The group is accused of using an online network to radicalize fighters to send to the Middle East, with the eventual aim of setting up a caliphate in Iraq's Kurdistan region.

It is also alleged to have planned an attack targeting Norwegian and British diplomats in the Middle East and plotted to kidnap other envoys in a bid to free their leader while he was imprisoned.

"This is the most important international police operation in Europe in 20 years," Italian anti-terrorism chief Giuseppe Governale told a news conference in Rome.

Authorities added that the group recruited at least five people in Europe who later traveled to Iraq and Syria to join ISIS, authorities said.

The suspects included 16 Kurds and one person from Kosovo. Seven of them were arrested in Italy, four in Britain, three in Norway, and one in Finland, according to Italian officials.

"This was an incredibly difficult and complicated investigation that has been going on for five years," said prosecutor Franco Roberti, the head of Italy's anti-mafia and anti-terrorism unit.

The alleged terror network was founded by one of the suspects detained in Norway, Najmuddin Faraj Ahmad, who also goes by the alias Mullah Krekar.

Ahmad is accused of setting up a network of extremists called “Rawti Shax,” which aimed to radicalize Iraqi Kurds.

EU agency Eurojust describes Rawti Shax as "a terrorist organization of Kurdish-Sunni origin." Also known as Didi Nwe (meaning “the new course” or “toward the mountain”), the group aims to overthrow the Iraqi Kurdish regional government and replace it with a caliphate ruled by strict Islamic law, known as Shariah.

Image: Najmuddin Faraj Ahmad
Najmuddin Faraj Ahmad, who is also known as Mullah Krekar.JON OLAV NESVOLD / AFP - Getty Images

Ahmad also allegedly set up an online “secret committee,” which planned violent assaults including terrorist attacks in Norway and the kidnapping of foreign diplomats, authorities told reporters.

Formerly the founder of Sunni insurgent group Ansar al-Islam, Ahmad was granted political asylum in Norway after fleeing Iraq, investigators said.

He has been arrested several times in the Scandinavian country for inciting hatred and violence.

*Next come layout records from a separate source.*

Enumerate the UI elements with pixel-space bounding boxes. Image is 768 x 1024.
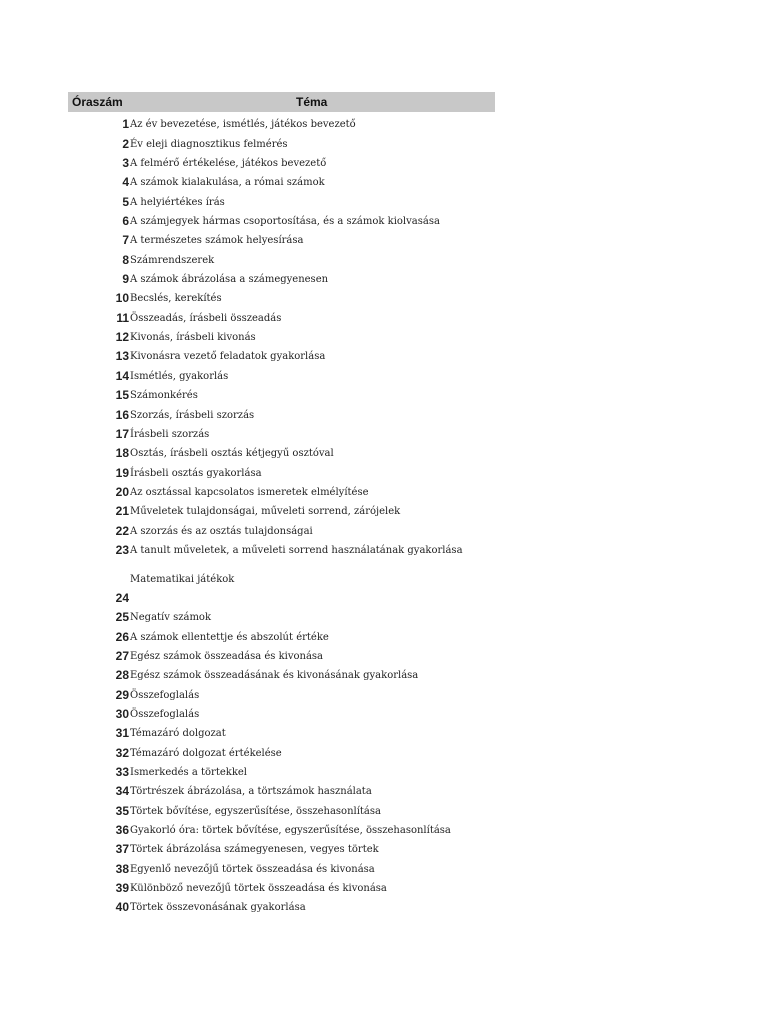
table-row <box>68 684 495 703</box>
table-row <box>68 462 495 481</box>
lesson-topic: Különböző nevezőjű törtek összeadása és kivonása <box>130 883 387 895</box>
table-row <box>68 762 495 781</box>
lesson-number: 33 <box>115 765 129 779</box>
lesson-number: 17 <box>115 426 129 441</box>
lesson-number: 37 <box>115 842 129 857</box>
lesson-number: 13 <box>115 349 129 364</box>
lesson-topic: A számjegyek hármas csoportosítása, és a számok kiolvasása <box>130 216 440 228</box>
lesson-topic: A tanult műveletek, a műveleti sorrend használatának gyakorlása <box>130 544 463 556</box>
table-row <box>68 346 495 365</box>
table-row <box>68 839 495 858</box>
table-row <box>68 897 495 916</box>
table-row <box>68 878 495 897</box>
lesson-topic: Egész számok összeadásának és kivonásának gyakorlása <box>130 670 419 682</box>
table-row <box>68 249 495 268</box>
lesson-topic: Az év bevezetése, ismétlés, játékos bevezető <box>130 119 356 131</box>
lesson-topic: A szorzás és az osztás tulajdonságai <box>130 525 313 537</box>
lesson-topic: Becslés, kerekítés <box>130 293 222 305</box>
table-row <box>68 191 495 210</box>
table-row <box>68 404 495 423</box>
lesson-number: 4 <box>122 175 129 190</box>
lesson-number: 34 <box>115 784 129 799</box>
lesson-topic: Számonkérés <box>130 390 198 402</box>
lesson-topic: A természetes számok helyesírása <box>130 235 304 247</box>
lesson-number: 23 <box>115 542 129 557</box>
table-row <box>68 858 495 877</box>
lesson-number: 27 <box>115 648 129 663</box>
table-row <box>68 288 495 307</box>
table-row <box>68 820 495 839</box>
lesson-topic: Matematikai játékok <box>130 573 235 585</box>
lesson-topic: A helyiértékes írás <box>130 196 225 208</box>
lesson-number: 29 <box>115 687 129 702</box>
table-row <box>68 114 495 133</box>
lesson-number: 28 <box>115 668 129 683</box>
lesson-topic: A számok kialakulása, a római számok <box>130 177 325 189</box>
table-row <box>68 269 495 288</box>
table-row <box>68 133 495 152</box>
lesson-plan-table <box>68 92 495 916</box>
lesson-topic: Gyakorló óra: törtek bővítése, egyszerűsítése, összehasonlítása <box>130 825 451 837</box>
lesson-number: 12 <box>115 330 129 345</box>
lesson-topic: Törtrészek ábrázolása, a törtszámok használata <box>130 786 372 798</box>
lesson-number: 2 <box>122 136 129 151</box>
table-row <box>68 424 495 443</box>
lesson-topic: Témazáró dolgozat értékelése <box>130 747 282 759</box>
lesson-number: 16 <box>115 407 129 422</box>
lesson-number: 18 <box>115 446 129 461</box>
lesson-number: 36 <box>115 823 129 838</box>
header-lesson-number: Óraszám <box>72 95 123 109</box>
lesson-topic: Összefoglalás <box>130 708 200 720</box>
lesson-number: 25 <box>115 610 129 625</box>
lesson-topic: Osztás, írásbeli osztás kétjegyű osztóval <box>130 448 334 460</box>
table-row <box>68 230 495 249</box>
table-header <box>68 92 495 112</box>
lesson-number: 20 <box>115 484 129 499</box>
table-row <box>68 482 495 501</box>
lesson-number: 6 <box>122 214 129 229</box>
table-body <box>68 114 495 916</box>
table-row <box>68 520 495 539</box>
table-row <box>68 443 495 462</box>
lesson-topic: Negatív számok <box>130 612 212 624</box>
table-row <box>68 501 495 520</box>
header-topic: Téma <box>296 95 328 109</box>
table-row <box>68 723 495 742</box>
lesson-topic: Az osztással kapcsolatos ismeretek elmélyítése <box>130 486 369 498</box>
table-row <box>68 540 495 559</box>
lesson-number: 30 <box>115 706 129 721</box>
table-row <box>68 172 495 191</box>
lesson-topic: A számok ellentettje és abszolút értéke <box>130 631 329 643</box>
lesson-topic: Témazáró dolgozat <box>130 728 226 740</box>
lesson-number: 22 <box>115 523 129 538</box>
lesson-topic: Törtek bővítése, egyszerűsítése, összehasonlítása <box>130 805 381 817</box>
lesson-number: 35 <box>115 803 129 818</box>
lesson-topic: Egyenlő nevezőjű törtek összeadása és kivonása <box>130 863 375 875</box>
lesson-number: 9 <box>122 272 129 287</box>
table-row <box>68 800 495 819</box>
lesson-number: 26 <box>115 629 129 644</box>
table-row <box>68 665 495 684</box>
lesson-number: 19 <box>115 465 129 480</box>
lesson-number: 14 <box>115 368 129 383</box>
lesson-topic: Ismétlés, gyakorlás <box>130 370 229 382</box>
lesson-number: 32 <box>115 745 129 760</box>
lesson-number: 1 <box>122 117 129 132</box>
table-row <box>68 742 495 761</box>
lesson-number: 3 <box>122 156 129 171</box>
lesson-topic: Írásbeli szorzás <box>130 428 210 440</box>
lesson-number: 38 <box>115 861 129 876</box>
table-row <box>68 626 495 645</box>
lesson-topic: Törtek összevonásának gyakorlása <box>130 902 306 914</box>
lesson-topic: A felmérő értékelése, játékos bevezető <box>130 158 327 170</box>
lesson-topic: Írásbeli osztás gyakorlása <box>130 467 262 479</box>
lesson-number: 8 <box>122 252 129 267</box>
table-row <box>68 307 495 326</box>
lesson-number: 11 <box>116 310 129 325</box>
table-row <box>68 646 495 665</box>
table-row <box>68 153 495 172</box>
lesson-topic: Kivonás, írásbeli kivonás <box>130 332 256 344</box>
table-row <box>68 385 495 404</box>
lesson-number: 5 <box>122 194 129 209</box>
lesson-topic: A számok ábrázolása a számegyenesen <box>130 274 329 286</box>
lesson-number: 7 <box>122 233 129 248</box>
lesson-topic: Számrendszerek <box>130 254 215 266</box>
lesson-topic: Összeadás, írásbeli összeadás <box>130 312 282 324</box>
lesson-number: 24 <box>115 590 129 605</box>
lesson-topic: Egész számok összeadása és kivonása <box>130 650 324 662</box>
lesson-topic: Összefoglalás <box>130 689 200 701</box>
lesson-topic: Kivonásra vezető feladatok gyakorlása <box>130 351 326 363</box>
lesson-topic: Ismerkedés a törtekkel <box>130 767 248 778</box>
table-row <box>68 327 495 346</box>
table-row <box>68 559 495 607</box>
table-row <box>68 704 495 723</box>
lesson-topic: Szorzás, írásbeli szorzás <box>130 409 255 421</box>
lesson-number: 15 <box>115 388 129 403</box>
lesson-topic: Törtek ábrázolása számegyenesen, vegyes törtek <box>130 844 379 856</box>
table-row <box>68 365 495 384</box>
lesson-topic: Műveletek tulajdonságai, műveleti sorrend, zárójelek <box>130 506 401 518</box>
table-row <box>68 607 495 626</box>
lesson-number: 31 <box>115 726 129 741</box>
lesson-number: 10 <box>115 291 129 306</box>
lesson-number: 21 <box>115 504 129 519</box>
lesson-number: 39 <box>115 881 129 896</box>
lesson-number: 40 <box>115 900 129 915</box>
lesson-topic: Év eleji diagnosztikus felmérés <box>130 138 288 150</box>
table-row <box>68 211 495 230</box>
table-row <box>68 781 495 800</box>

The planned kidnap of foreign diplomats was designed to leverage his release from custody while he was jailed, according to the officials.

Authorities say wiretap evidence suggests that Ahmad "continued to lead the organization from behind bars."

Ahmad's lawyer, Brynjar Meling, told broadcaster TV2 on Thursday that his client had been in jail for all but one month since early 2012.

He was sentenced last month to 18 months in jail in Norway for praising the slaying of cartoonists at the French satirical newspaper Charlie Hebdo, which had lampooned Islam and other religions. Ahmad was also found guilty of urging others to kill a Kurdish immigrant in Norway.

Magnus Ranstorp, a research director the Center for Asymmetric Threat Studies at Stockholm's Swedish Defense University, described Ahmad as a "jihadi celebrity" and "propagandist."

He added: “It is a significant case but it’s not the only network that exists, there are overlapping networks. The central nervous system is the Internet which connects activists with a common cause to plot activity, which can involve travel, fundraising, concrete action.”

Raffaello Pantucci, director of international security studies at London's Royal United Services Institute think tank, said Ahmad's group was "fighting against the same people in the same places" and had "similar ideologies" to ISIS. "They are on the same side," he added.

The arrests came after Italian police issued warrants for the suspects across Europe. The operation involved the police forces of the U.K., Norway, Finland, Germany and Switzerland.

During the Europe-wide sweep, 26 properties were searched and officials seized electronic devices and documents. Some of the intended targets could not be located because they are already believed to have traveled to the Middle East to fight with groups such as ISIS and the al Qaeda-linked al-Nusra Front, according to Eurojust.

Italian police said they had requested authorities in Switzerland arrest another suspect who lives there.